III. Building flexible components on top of atoms

Atoms become molecules. Buttons and fields became cards. Cards became carousels. Carousels became page templates.  We designed each component in multiple sizes and orientations to support the variety of layout contexts inside Weee!'s product: vertical and horizontal product cards, navigation chips in sm/md/lg, date selectors, filter sheets, and promotional banners.

One component to be particularly proud of is the Universal Carousel, a flexible container that can hold category icons, promotional banners, or product cards interchangeably. It reduces one of the most repeated layout patterns in the app to a single, reusable building block. 

IV. Adding garnish — glassmorphism and background blurs

Once the structural work was solid, we explored how the system could express Weee!'s personality. This meant defining how elevation works in the product: the blur and translucency of overlay surfaces, the layering of promotional banners, the warmth of card backgrounds.

These decisions were documented as part of the elevation and surface system in Umami, so they could be applied consistently rather than re-decided on every new design. Good garnish makes everything feel more considered. 

User Testing

Serving Umami to designers

Building a design system for designers means nothing if designers can't actually use it. We tested Umami by asking product designers in our personal networks to attempt a real task: recreate a Weee! product page using only the Umami Figma UI kit.


What we learned:

The most consistent friction point wasn't missing components. It was naming. Designers searched for things using different words than we had used to label them. Someone looking for a 'tag' searched for 'tab'. Someone looking for 'search' typed 'input'.

We also learned how more drag-and-drop components could be created since designers prefer working with ready-made elements that can quickly enable them to create screens.

Some key changes:

  1. Separated out Nav Menu from tab bar to make it easier to udnerstand

  2. Coupled "Search" as a variant inside "input" components

  3. Drag-and-Drop elements

    1. Created "Header" as a component by itself, instead of expecting designers to build it themselves

    2. Created a universal component for carousels across the product (it can accomodate banners, cards, tab groups etc.)

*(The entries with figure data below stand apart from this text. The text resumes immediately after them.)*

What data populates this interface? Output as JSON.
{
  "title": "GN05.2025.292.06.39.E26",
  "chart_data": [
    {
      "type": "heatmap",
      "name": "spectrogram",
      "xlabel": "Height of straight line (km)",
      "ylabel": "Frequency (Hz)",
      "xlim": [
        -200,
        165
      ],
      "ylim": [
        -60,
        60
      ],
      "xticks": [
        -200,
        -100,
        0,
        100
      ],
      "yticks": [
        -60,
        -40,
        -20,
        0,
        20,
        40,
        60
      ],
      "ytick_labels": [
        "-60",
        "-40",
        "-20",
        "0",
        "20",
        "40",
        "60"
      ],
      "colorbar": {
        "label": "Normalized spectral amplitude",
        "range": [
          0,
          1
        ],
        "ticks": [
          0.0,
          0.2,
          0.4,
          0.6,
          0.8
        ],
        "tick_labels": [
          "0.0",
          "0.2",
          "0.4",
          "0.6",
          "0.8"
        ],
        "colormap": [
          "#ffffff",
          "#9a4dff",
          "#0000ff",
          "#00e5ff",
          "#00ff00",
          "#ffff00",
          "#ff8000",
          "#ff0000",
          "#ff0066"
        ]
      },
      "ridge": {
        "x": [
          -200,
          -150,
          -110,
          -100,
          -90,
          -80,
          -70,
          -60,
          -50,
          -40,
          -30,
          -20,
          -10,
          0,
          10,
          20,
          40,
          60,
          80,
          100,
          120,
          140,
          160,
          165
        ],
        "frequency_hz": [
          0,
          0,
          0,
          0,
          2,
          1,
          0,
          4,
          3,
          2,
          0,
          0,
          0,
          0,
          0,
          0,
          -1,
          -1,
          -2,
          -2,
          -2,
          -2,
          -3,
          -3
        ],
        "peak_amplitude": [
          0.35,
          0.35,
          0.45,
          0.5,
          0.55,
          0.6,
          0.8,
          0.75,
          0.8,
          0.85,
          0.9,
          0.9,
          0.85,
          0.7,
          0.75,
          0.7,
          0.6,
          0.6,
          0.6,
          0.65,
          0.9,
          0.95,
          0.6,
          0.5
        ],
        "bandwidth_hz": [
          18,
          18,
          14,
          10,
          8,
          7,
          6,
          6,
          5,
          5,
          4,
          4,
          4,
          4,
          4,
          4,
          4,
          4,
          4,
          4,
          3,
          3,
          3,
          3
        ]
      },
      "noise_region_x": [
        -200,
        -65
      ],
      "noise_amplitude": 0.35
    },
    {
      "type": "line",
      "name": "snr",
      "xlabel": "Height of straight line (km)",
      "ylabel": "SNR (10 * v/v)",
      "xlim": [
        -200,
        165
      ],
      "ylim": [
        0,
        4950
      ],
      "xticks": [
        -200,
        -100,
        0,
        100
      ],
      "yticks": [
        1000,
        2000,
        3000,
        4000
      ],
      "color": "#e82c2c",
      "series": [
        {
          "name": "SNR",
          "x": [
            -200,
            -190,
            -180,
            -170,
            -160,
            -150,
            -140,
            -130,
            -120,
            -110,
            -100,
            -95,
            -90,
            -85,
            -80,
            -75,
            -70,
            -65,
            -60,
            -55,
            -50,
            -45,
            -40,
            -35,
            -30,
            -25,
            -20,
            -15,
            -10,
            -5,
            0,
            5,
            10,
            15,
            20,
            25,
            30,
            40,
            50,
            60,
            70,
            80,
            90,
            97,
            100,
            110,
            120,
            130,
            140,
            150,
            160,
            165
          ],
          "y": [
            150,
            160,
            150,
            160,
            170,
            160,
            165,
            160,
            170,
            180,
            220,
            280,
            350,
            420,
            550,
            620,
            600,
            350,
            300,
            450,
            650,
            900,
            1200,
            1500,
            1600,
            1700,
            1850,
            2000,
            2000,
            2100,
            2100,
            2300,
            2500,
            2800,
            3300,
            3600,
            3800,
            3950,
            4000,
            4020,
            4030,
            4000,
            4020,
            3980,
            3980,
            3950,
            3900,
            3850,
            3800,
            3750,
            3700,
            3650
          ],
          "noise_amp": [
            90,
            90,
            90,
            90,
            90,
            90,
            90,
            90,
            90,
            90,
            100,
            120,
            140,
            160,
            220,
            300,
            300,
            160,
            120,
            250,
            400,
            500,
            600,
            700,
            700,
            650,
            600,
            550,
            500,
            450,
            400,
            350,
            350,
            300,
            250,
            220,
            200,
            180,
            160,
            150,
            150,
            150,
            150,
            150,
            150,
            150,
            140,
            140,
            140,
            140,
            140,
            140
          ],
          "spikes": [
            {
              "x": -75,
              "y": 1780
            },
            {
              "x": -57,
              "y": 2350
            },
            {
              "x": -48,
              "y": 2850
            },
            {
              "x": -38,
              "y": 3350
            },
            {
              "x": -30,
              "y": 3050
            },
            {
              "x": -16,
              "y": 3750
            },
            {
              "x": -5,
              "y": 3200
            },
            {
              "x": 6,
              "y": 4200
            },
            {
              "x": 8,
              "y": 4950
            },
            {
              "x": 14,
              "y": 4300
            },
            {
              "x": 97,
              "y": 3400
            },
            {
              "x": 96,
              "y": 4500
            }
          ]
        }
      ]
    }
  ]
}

    3. Linear gradient for the Nav menu to stay be use with (this is a big part of the Weee! app and did not exist in our first version)

Final deliverables

Umami – A design system with documentation

After a couple of iterations, we could reap the benefits of the design system. Watch how a designer is able to build an entire screen in less than a minute, that's the magic!

We also included documentation for easier onboarding for new designers joining the team. This saves a lot of time in KT and designers begin their work feeling supported and more confident than ever before!

Wrapping up!

Pitching Umami to encourage adoption

Through our pitch deck, we clearly communicated why a design system matters for a product at Weee!'s scale, one actively expanding into new markets and serving millions of users across cultures. The presentation walked stakeholders through the fragmentation Umami was built to solve, the business case for consistency and accessibility, and how Umami could evolve as a living system alongside Weee!'s growth.